Ich stimme auch voll zu, dass für diese Gruppe und im Kontext der Schulen die Diskussion öffentlich-medial viel zu große Wellen geschlagen hat und eine „schnelle Massenimpfung“ der 12-15jährigen pandemisch keinen großen Unterschied macht bzw. jetzt gerade einfach nicht sinnvoll ist.

Darüber hinaus ein paar allgemeinere Beobachtungen und Gedanken:
Insgesamt fand ich das Interview sehr interessant, es hat mich aber auch stellenweise etwas ratlos zurückgelassen und eine (natürlich laienhafte) Bewertung fällt mir schwer. So wie er argumentiert müssten halt erst tausende Kinder eine Spätfolge entwickeln, damit die Stiko anhand der Daten sagen kann, dass die Impfung sicher besser sei. (Falls Longcovid bei Kindern ein echtes Problem ist/wird.)

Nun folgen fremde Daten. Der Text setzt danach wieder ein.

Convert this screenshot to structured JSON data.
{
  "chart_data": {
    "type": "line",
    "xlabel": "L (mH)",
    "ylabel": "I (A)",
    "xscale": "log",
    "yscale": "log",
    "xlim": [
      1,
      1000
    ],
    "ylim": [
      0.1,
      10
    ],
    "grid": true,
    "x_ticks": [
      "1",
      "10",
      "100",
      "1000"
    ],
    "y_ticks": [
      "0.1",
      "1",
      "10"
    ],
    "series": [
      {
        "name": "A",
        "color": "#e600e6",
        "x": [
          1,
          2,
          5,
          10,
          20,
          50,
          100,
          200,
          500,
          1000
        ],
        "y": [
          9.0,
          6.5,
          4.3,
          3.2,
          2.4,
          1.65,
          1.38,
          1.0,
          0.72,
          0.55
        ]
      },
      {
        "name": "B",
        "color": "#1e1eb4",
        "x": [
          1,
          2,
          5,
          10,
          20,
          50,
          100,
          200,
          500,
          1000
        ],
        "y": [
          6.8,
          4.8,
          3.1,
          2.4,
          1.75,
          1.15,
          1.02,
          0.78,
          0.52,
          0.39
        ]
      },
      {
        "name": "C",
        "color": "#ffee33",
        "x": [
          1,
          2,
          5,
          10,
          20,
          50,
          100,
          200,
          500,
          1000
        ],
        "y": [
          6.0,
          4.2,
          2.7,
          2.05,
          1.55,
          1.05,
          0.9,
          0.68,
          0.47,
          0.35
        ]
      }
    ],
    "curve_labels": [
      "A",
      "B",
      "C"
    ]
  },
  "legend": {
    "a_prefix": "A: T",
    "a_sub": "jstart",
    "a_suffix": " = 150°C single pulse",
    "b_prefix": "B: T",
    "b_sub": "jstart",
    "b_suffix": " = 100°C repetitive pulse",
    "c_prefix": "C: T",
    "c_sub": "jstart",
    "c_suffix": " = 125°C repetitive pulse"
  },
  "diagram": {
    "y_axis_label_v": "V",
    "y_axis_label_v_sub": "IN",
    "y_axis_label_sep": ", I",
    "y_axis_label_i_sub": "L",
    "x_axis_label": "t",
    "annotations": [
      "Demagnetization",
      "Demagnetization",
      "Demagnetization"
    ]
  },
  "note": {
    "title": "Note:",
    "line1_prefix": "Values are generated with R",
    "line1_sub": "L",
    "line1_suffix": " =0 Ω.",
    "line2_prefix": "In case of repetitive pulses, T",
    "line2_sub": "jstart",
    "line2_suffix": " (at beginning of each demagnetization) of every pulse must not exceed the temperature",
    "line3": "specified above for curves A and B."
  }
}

Auf Seiten der Impfung reichen aber sehr diffuse, theoretische Bedenken aus, um keine Empfehlung auszusprechen. Frau Hennig fragte da auch nochmal nach - für Spätschäden im Sinne von nach Jahren gibt es ja eigentlich keine Beispiele, woraufhin er sagt, ja, könne man aber ja trotzdem nicht 100%ig ausschließen und dann führt er Narkolepsie nach der Pandemrix-Schweinegrippeimpfung an, als Beispiel für Autoimmunerkrankung nach Impfung. Was aber die entsprechende Erkrankung in der Regel ja auch machen kann. Das fand ich insgesamt nicht ganz schlüssig und nachvollziehbar.

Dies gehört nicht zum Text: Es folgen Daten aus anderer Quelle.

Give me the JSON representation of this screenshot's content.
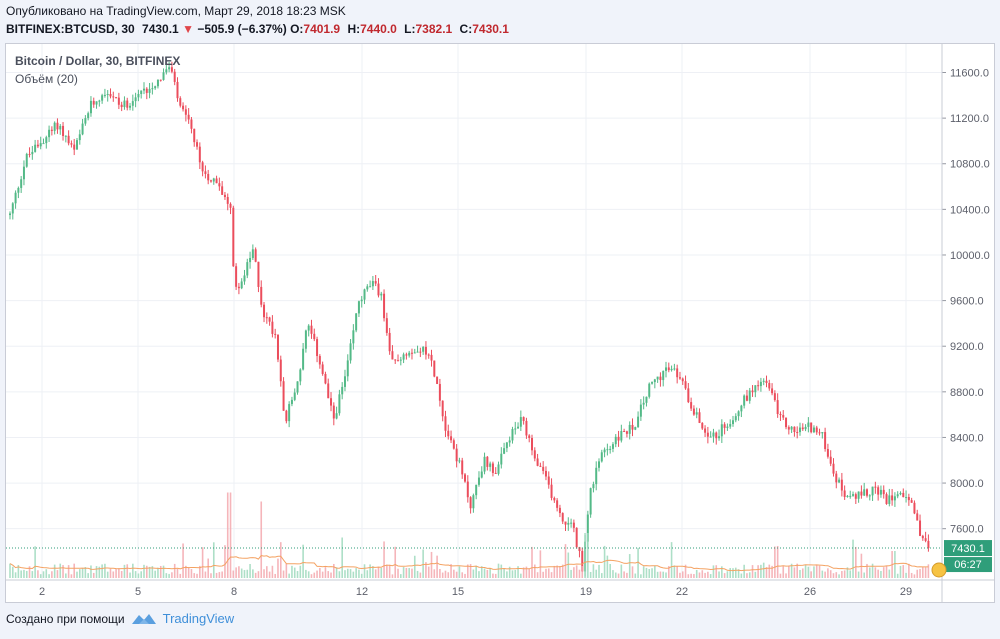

Ähnlich wie bei „AZ nicht für Ü60“ (lange ist’s her) können wir (als Deutschland) uns diese Art von Empfehlung einer Stiko und ihre Umsetzung in einer Pandemie ja auch nur erlauben, weil viele andere Länder „stumpf“ nach Zulassung impfen und dadurch Daten generieren, anhand derer wir dann sagen können „ja, ok, machen wir jetzt doch so.“

Dann habe ich mich noch gefragt, wie sich die Bewertung wohl ändern würde, wenn jetzt doch tragischerweise z. B. ein gesunder 14jähriger in DE an Covid gestorben wäre. Dass die Impfung tödlich ist, ist ja wirklich extremst unwahrscheinlich und wäre mittlerweile wohl aufgefallen - wäre dann durch einen Fall die Schlussfolgerung eine völlig andere? Aber das ist vermutlich zu hypothetisch. Insgesamt auf jeden Fall eine spannende Debatte.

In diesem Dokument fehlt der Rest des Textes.